Honors BSN Students to Nursing Scholars: a Fast Track Approach to the Nurse Faculty Shortage

Tuesday, 19 November 2013: 10:54 AM

Chrystal Leigh Lewis, MSN, RN
Capstone College of Nursing, University of Alabma, Tuscaloosa, AL
Christine A. Feeley, MSN, PhD, RN
Nell Hodgson Woodruff School of Nursing, Emory University, Atlanta, GA
Larry Slater, PhD, CCRN, RN-BC
New York University College of Nursing, New York, NY
Bettina H. Riley, PhD, RN
College of Nursing, Community Mental Health Nursing, University of South Alabama, Mobille, AL

An underlying problem fueling the current national nursing shortage is a crippling paucity of nursing faculty. AACN (2012) estimates the current faculty vacancy rate at 7.6%, which is compounded by the advanced average age (52 - 61 years based on rank) of doctorally-prepared nursing faculty that are nearing retirement. Thus the largest unanswered questions consistently echoed throughout nursing education are how to increase the number of nursing faculty and how to do so in an expedient manner. The IOM Report on the Future of Nursing (2011) recommended doubling the number of doctorally-prepared nurses by 2020, which may be only the first step to alleviating the shortage of not only faculty, but also practicing bachelors and masters-prepared nurses.

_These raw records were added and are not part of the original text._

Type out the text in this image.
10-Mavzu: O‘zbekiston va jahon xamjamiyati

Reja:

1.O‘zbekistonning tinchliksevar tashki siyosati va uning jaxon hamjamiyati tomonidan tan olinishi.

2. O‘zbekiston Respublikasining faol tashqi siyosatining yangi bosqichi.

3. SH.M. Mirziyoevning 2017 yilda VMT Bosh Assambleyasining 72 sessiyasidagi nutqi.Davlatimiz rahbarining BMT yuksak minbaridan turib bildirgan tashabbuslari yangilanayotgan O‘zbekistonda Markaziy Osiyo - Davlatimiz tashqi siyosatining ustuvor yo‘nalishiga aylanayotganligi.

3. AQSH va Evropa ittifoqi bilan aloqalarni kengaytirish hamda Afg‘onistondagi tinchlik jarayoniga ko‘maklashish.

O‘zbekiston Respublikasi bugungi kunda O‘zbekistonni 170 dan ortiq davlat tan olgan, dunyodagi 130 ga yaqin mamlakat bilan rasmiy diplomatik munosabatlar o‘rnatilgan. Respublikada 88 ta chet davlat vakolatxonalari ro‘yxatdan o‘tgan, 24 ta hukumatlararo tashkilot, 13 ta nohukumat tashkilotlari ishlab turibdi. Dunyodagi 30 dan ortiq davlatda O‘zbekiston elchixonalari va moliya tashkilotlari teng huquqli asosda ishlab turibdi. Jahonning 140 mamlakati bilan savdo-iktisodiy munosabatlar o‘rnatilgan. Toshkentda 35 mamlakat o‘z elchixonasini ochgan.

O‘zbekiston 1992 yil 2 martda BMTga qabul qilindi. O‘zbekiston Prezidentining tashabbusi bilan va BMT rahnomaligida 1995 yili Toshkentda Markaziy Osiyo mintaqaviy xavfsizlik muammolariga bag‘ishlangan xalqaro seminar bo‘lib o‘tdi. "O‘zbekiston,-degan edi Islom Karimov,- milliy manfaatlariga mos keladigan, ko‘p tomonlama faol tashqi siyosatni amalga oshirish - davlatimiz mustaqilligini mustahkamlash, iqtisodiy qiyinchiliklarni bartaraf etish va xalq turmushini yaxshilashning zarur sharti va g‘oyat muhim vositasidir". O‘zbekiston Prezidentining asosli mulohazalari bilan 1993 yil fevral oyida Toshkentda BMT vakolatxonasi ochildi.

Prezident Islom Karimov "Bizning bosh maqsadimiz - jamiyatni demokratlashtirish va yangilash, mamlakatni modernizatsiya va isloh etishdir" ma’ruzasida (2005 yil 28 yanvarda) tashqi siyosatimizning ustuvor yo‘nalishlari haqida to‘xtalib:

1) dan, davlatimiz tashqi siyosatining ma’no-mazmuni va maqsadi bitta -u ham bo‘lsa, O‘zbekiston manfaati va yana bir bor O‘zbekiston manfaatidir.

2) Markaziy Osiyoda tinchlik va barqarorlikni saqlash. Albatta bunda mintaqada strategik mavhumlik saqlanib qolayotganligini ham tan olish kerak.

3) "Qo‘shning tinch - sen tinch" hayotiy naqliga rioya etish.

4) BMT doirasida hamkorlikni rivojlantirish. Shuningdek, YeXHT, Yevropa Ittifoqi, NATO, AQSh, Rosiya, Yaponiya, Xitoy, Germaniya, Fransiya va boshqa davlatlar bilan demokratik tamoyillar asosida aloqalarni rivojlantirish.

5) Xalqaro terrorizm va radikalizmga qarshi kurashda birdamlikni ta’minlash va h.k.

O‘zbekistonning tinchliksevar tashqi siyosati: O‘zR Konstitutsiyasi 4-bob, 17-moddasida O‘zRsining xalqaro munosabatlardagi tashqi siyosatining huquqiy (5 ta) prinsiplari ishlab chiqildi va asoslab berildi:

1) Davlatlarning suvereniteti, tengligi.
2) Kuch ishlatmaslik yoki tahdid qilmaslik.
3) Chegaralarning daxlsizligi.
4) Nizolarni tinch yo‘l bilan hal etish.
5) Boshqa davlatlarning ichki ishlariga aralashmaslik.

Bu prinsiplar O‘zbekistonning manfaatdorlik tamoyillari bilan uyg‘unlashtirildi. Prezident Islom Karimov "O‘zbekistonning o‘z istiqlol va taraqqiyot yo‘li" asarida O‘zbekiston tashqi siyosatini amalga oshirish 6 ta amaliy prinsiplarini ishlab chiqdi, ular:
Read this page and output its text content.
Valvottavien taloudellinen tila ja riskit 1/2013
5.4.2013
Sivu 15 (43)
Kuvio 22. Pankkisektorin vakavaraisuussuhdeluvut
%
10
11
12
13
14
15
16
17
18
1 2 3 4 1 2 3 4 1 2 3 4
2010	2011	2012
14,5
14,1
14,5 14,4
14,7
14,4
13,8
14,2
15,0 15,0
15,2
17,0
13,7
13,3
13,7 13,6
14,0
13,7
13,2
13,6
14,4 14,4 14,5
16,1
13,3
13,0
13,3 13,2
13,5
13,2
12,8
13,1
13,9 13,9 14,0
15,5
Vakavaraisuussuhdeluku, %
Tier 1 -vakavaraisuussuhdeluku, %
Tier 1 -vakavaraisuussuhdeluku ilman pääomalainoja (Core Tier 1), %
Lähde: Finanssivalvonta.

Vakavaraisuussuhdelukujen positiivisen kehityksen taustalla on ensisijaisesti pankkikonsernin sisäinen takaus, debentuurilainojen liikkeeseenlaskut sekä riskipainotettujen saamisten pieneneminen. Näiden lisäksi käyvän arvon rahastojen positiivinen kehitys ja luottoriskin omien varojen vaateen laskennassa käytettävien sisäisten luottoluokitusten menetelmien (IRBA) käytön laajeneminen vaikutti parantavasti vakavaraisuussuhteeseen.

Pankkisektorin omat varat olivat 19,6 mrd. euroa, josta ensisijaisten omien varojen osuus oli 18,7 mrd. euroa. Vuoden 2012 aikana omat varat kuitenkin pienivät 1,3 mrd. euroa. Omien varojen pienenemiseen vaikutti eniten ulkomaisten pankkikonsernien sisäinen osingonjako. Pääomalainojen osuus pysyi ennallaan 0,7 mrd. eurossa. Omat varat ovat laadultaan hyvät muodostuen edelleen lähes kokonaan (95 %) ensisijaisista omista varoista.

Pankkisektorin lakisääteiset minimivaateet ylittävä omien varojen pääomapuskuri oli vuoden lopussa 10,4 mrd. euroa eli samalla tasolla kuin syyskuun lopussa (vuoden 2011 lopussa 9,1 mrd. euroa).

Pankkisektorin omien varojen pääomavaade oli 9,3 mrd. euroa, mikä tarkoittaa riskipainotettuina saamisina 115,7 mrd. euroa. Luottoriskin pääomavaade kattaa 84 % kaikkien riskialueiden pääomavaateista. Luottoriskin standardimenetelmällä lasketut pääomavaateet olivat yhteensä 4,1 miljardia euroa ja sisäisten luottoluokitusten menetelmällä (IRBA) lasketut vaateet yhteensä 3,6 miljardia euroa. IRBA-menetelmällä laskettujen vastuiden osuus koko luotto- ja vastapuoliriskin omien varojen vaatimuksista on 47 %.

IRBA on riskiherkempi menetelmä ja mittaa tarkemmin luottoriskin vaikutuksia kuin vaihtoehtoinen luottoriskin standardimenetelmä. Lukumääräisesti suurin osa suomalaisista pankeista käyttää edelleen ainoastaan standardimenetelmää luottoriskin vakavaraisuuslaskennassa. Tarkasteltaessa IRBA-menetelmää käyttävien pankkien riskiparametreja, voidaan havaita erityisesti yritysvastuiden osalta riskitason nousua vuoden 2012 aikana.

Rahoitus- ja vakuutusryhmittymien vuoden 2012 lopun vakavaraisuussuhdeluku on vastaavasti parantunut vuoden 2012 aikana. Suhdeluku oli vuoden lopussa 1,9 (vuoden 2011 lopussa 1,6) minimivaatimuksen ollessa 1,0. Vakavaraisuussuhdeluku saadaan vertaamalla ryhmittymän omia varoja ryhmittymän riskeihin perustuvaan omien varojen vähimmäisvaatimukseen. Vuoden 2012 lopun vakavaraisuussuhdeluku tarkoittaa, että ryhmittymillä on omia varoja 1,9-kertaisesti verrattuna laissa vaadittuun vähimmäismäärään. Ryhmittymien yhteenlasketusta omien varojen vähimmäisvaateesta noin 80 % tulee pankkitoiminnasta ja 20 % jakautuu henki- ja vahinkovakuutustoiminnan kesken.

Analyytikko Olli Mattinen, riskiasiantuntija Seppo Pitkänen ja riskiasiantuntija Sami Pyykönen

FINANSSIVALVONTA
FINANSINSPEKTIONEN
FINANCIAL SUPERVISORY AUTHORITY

This panel discussion provides a case study presentation on how completing an undergraduate honors program in nursing facilitated quick entry into and/or successful completion of nursing doctoral programs for four students. The honors curriculum provided these graduates with experience in fully developing a research study from proposal to implementation, including the dissemination of the findings at regional and national conferences, laying a solid foundation for doctoral-level studies. Within 5 years of completing the honors program, all four graduates were either nursing faculty members or post-doctoral scholars, demonstrating how the honors program experience has eased the transition to nursing scholar and educator. Facilitated transitions provided by undergraduate nursing honors programs may be integral in alleviating the nursing faculty shortage and helping to meet the IOM goal of doubling the number of doctorally prepared nurses by 2020.